10at10 Club

Main Discussion Area => In Memoriam, Happy Birthday => Topic started by: RGMike on November 21, 2006, 09:15:15 AM

Title: RIP Robert Altman
Post by: RGMike on November 21, 2006, 09:15:15 AM
one of the great filmmakers of our (or any other) time.

http://sfgate.com/cgi-bin/article.cgi?f=/n/a/2006/11/21/entertainment/e082959S65.DTL
Title: RIP Robert Altman
Post by: princessofcairo on November 21, 2006, 09:17:47 AM
so long, mister hit-or-miss.
Title: RIP Robert Altman
Post by: urth on November 21, 2006, 09:38:56 AM
Damn. So sorry to see him go. But at least he was active and vital right up to the end (although I can't say I saw Prairie Home Companion, more out of a distaste for Garrison Keillor than anything else).

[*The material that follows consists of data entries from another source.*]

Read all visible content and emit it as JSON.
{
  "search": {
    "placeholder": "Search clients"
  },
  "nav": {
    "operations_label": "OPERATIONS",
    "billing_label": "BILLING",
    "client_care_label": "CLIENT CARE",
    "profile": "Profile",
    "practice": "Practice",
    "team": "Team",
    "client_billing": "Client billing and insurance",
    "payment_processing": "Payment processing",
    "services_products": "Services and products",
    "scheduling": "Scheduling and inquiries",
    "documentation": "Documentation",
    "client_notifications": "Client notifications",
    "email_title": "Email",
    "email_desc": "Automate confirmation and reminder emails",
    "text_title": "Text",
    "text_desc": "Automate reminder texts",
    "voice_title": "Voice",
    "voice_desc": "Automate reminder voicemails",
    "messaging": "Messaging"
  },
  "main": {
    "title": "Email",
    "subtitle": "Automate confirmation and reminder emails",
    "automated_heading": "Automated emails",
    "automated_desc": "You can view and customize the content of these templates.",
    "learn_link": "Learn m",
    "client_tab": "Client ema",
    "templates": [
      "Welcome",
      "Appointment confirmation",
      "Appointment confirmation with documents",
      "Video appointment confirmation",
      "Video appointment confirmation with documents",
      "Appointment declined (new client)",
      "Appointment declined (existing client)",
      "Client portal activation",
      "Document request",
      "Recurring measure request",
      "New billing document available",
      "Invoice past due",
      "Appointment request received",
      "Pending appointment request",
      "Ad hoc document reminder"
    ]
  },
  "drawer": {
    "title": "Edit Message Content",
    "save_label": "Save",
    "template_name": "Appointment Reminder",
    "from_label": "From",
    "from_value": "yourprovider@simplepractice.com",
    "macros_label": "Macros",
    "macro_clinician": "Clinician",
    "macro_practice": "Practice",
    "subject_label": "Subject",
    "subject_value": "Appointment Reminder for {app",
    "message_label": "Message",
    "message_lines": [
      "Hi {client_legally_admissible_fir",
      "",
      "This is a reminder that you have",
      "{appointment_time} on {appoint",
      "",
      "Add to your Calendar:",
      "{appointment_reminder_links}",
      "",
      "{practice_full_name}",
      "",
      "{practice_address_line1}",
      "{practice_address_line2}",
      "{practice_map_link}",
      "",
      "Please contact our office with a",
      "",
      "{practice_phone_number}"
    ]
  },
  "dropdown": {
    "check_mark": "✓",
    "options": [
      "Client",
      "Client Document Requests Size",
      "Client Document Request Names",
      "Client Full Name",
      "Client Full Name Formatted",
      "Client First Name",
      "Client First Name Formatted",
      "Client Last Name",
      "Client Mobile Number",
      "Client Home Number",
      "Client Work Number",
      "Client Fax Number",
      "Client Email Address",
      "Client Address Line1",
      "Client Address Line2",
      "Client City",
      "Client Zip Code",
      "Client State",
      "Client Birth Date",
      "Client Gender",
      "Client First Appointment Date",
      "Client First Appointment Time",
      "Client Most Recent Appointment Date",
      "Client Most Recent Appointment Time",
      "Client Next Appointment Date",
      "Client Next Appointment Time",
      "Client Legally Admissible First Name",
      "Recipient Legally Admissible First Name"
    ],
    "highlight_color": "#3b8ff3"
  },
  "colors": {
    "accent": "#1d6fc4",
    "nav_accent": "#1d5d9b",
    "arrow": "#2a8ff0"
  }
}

Suicide is painless...it brings on many changes....
Title: RIP Robert Altman
Post by: RGMike on November 21, 2006, 09:44:27 AM
Quote from: "urth"
Damn. So sorry to see him go. But at least he was active and vital right up to the end (although I can't say I saw Prairie Home Companion, more out of a distaste for Garrison Keillor than anything else).




I was quite disappointed by PHC, not a great swan-song for the man. But overall quite a body of work.
Title: RIP Robert Altman
Post by: RGMike on November 21, 2006, 10:54:56 AM
A nice remembrance from Jeffrey Wells at hollywood-elsewhere.com:

We were both at the Cannes Film Festival, and I was trying to get quotes for an EW piece about celebrity reactions to the Rodney King riots that had just happened in Los Angeles. I asked Altman for a quote at a black-tie party on the beach, and he scowled again. "This subject is too important to comment about for Entertainment Weekly," he said, and then turned his back.

You can't hear me, Bob, and if you were here you wouldn't give a shit anyway, but I've been telling people that line for the last 14 years and getting a good laugh from it every time.

I lived in a studio on Hightower Drive in the Hollywood hills in '85 and '86 precisely because it was on the same little street where the way-up-high, elevator-access, deco-styled Long Goodbye apartment was located -- the one that Elliot Gould's Philip Marlowe lived in. You know, the one with the naked hippie-girl neighbors who used to ask him to pick up some brownie mix on his way out to the super market at 1:30 am?
Title: RIP Robert Altman
Post by: urth on November 21, 2006, 12:22:57 PM
Quote from: "RGMike"
Quote from: "urth"
Damn. So sorry to see him go. But at least he was active and vital right up to the end (although I can't say I saw Prairie Home Companion, more out of a distaste for Garrison Keillor than anything else).




I was quite disappointed by PHC, not a great swan-song for the man. But overall quite a body of work.


That was his whole career though--hits and misses, but always true to his style and vision. Even though PHC was kind of a turkey, several of his later films, like Gosford Park and Cookie's Fortune, were quite great. The latter was maybe the most uncharacteristic film of his career--it was a small film, much more folksy than many of his, but with the trademark ensemble cast and a great, great story.

I was amused that the obit in the Chron referred to Ready to Wear, rather than the name it was originally released under, Pret a Porter.
Title: RIP Robert Altman
Post by: RGMike on November 21, 2006, 12:26:01 PM
Quote from: "urth"
I was amused that the obit in the Chron referred to Ready to Wear, rather than the name it was originally released under, Pret a Porter.


By either name, that one was a turkey. And not in the 10@10 sense, either :wink:
Title: RIP Robert Altman
Post by: princessofcairo on November 21, 2006, 02:38:00 PM
Quote from: "urth"
Quote from: "RGMike"
Quote from: "urth"
Damn. So sorry to see him go. But at least he was active and vital right up to the end (although I can't say I saw Prairie Home Companion, more out of a distaste for Garrison Keillor than anything else).




I was quite disappointed by PHC, not a great swan-song for the man. But overall quite a body of work.


That was his whole career though--hits and misses, but always true to his style and vision. Even though PHC was kind of a turkey, several of his later films, like Gosford Park and Cookie's Fortune, were quite great. The latter was maybe the most uncharacteristic film of his career--it was a small film, much more folksy than many of his, but with the trademark ensemble cast and a great, great story.

I was amused that the obit in the Chron referred to Ready to Wear, rather than the name it was originally released under, Pret a Porter.


yes, i thought cookie's fortune was a great film, too!